12.1.09

7a

Si pudiera decirle que ahora las cosas han cambiado, iba pensando Olga. Si pudiera contarle que me asusta este no saber qué hacer, para dónde ir, en qué hueco meterme. Olga no esperaba mucho de Ígor, pero se había levantado ese día, lunes de mayo, decidida a decirle que sí, con la condición de que se fueran muy lejos de la universidad a cualquier otra parte donde no hubiera decanos ni autoridades ni encapuchados de izquierda o de derecha. Pero ¿dónde se metía Ígor cuando uno más lo necesitaba?, iba pensando Olga por el pasillo de Medicina. Había buscado ya en el cafetín del Hospital Universitario, en el de la piscina una hora antes, en el AVP, en Ciencias Sociales... nada. Dónde podía estar. Olga revisó su mapa mental y se paró en seco.

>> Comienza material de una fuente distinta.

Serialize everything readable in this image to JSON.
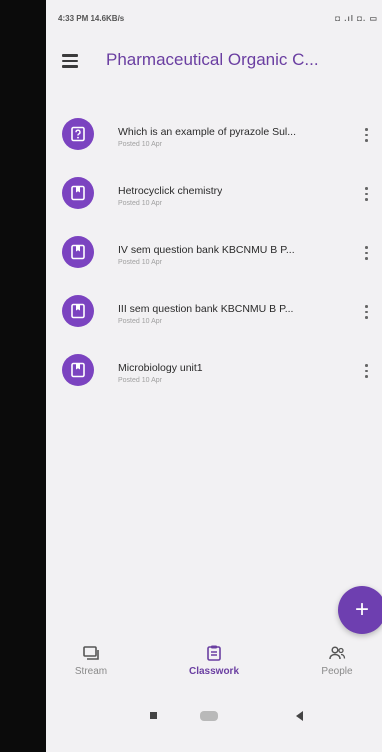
{
  "status_bar": {
    "time_speed": "4:33 PM 14.6KB/s",
    "right_indicators": "◘ .ıl ◘. ▭"
  },
  "app_bar": {
    "title": "Pharmaceutical Organic C..."
  },
  "items": [
    {
      "title": "Which is an example of pyrazole Sul...",
      "posted": "Posted 10 Apr",
      "icon": "question-icon"
    },
    {
      "title": "Hetrocyclick chemistry",
      "posted": "Posted 10 Apr",
      "icon": "material-icon"
    },
    {
      "title": "IV sem question bank KBCNMU B P...",
      "posted": "Posted 10 Apr",
      "icon": "material-icon"
    },
    {
      "title": "III sem question bank KBCNMU B P...",
      "posted": "Posted 10 Apr",
      "icon": "material-icon"
    },
    {
      "title": "Microbiology unit1",
      "posted": "Posted 10 Apr",
      "icon": "material-icon"
    }
  ],
  "fab": {
    "label": "+"
  },
  "bottom_nav": [
    {
      "label": "Stream",
      "icon": "stream-icon",
      "active": false
    },
    {
      "label": "Classwork",
      "icon": "classwork-icon",
      "active": true
    },
    {
      "label": "People",
      "icon": "people-icon",
      "active": false
    }
  ],
  "colors": {
    "accent": "#6a3ea1",
    "icon_bg": "#7b43c0",
    "background": "#f2f1f3"
  }
}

Seguro que está en La Parroquia, cuando no está en ninguna otra parte es porque está jugando ajedrez en la parroquia con Gerardo o con algún otro incauto. Así que se devolvió y bajó bordeando la Biblioteca hasta el pasillo que viene de Humanidades. Dudó frente al estacionamiento de la Biblioteca y al final decidió salir por las Tres Gracias. Un poco de aire de las afueras no me va a hacer daño, pensó. Cuando llegó a la salida de las Tres Gracias no pudo evitar pensar, como siempre que cruzaba ese arco, que hace más de veinte años habían matado ahí a Belinda y, como siempre, trató de imaginarse cómo era posible que un jeep rompiera a la fuerza una cadena de seguridad y que la cadena, con el impulso horrible del golpe, hubiera ido a parar justo a la frente de Belinda para matarla en seco.

Como siempre, para tranquilizarse, pensó que ese cuento estaba muy mal contado. Después de todo, ella se lo había oído contar a alguien, tal vez a la vieja tía, que estaba repitiendo lo que le había contado una vecina, que a su vez seguramente había escuchado la historia en otra parte. Demasiadas posibilidades de error, demasiadas versiones pensó como siempre Olga. Pero la imagen de la muchacha de pelo negro azotada por una cadena al vuelo la acompañó hasta llegar a La Parroquia. Ígor tampoco estaba ahí. Olga dio una vuelta, se asomó en todos los cubículos y los recovecos, se paró en la puerta del cafetín a detallar las caras de los que tomaban café o desayunaban con empanadas y jugos. Nada. A Ígor se lo había tragado la tierra.

Ya que estaba ahí decidió martillar un café. Por suerte Pedro la vio a tiempo y le hizo una seña. Olga se sentó en la mesa del rincón y al rato Pedro le trajo un conleche tibio con dos bolsitas de azúcar. Olga le sonrió sin decir palabra. No hacía falta. Y siguió pensando dónde podía haberse metido Ígor. Mientras se tomaba a sorbos el café un muchacho alto de ojos verdes, casi azules, se acercó al mostrador y pidió un té. Olga lo midió, por puro hábito. Nunca tuvo miedo de mirar fijamente a un hombre que le pareciera atractivo. No iba a empezar ahora, por más que hubiera decidido decirle que sí a Ígor. Cuando el muchacho volteó, con el té en la mano, Olga le hizo una seña indicándole que la silla de al lado estaba libre. El muchacho sonrió y se fue acercando despacio, haciendo equilibrios con el vaso de té caliente.

–Me llamo Olga ¿y tú?

–Alfredo.

–Nombre serio –sonrió Olga.

El muchacho la miró sin saber qué responder y se quemó la boca al tratar de tomar algo de té para evitar hablar. Sopló por un rato el líquido marrón, como distraído.

–Olga también es un nombre serio –dijo por fin.

–¿Tienes cigarros? –cambió de tema Olga.

–No fumo –dijo el muchacho.

–No te pregunté si fumabas –dijo Olga impaciente.

–No, no tengo cigarros –rectificó el muchacho un poco sorprendido.

–La juventud de hoy es excesivamente sana. Tanta salud debe hacer daño –dijo Olga terminando su café. Estaba por levantarse, pero decidió darle una oportunidad al joven.

–¿Tienes algún otro vicio además de no fumar? –dijo con el bolso en la mano.

–Me como las uñas –respondió el muchacho sin entender el chiste.

Fue suficiente. Ya no los hacen como antes, pensó Olga. Sonrió, se levantó sin decir nada y se fue a buscar a Ígor a donde fuera que estuviera.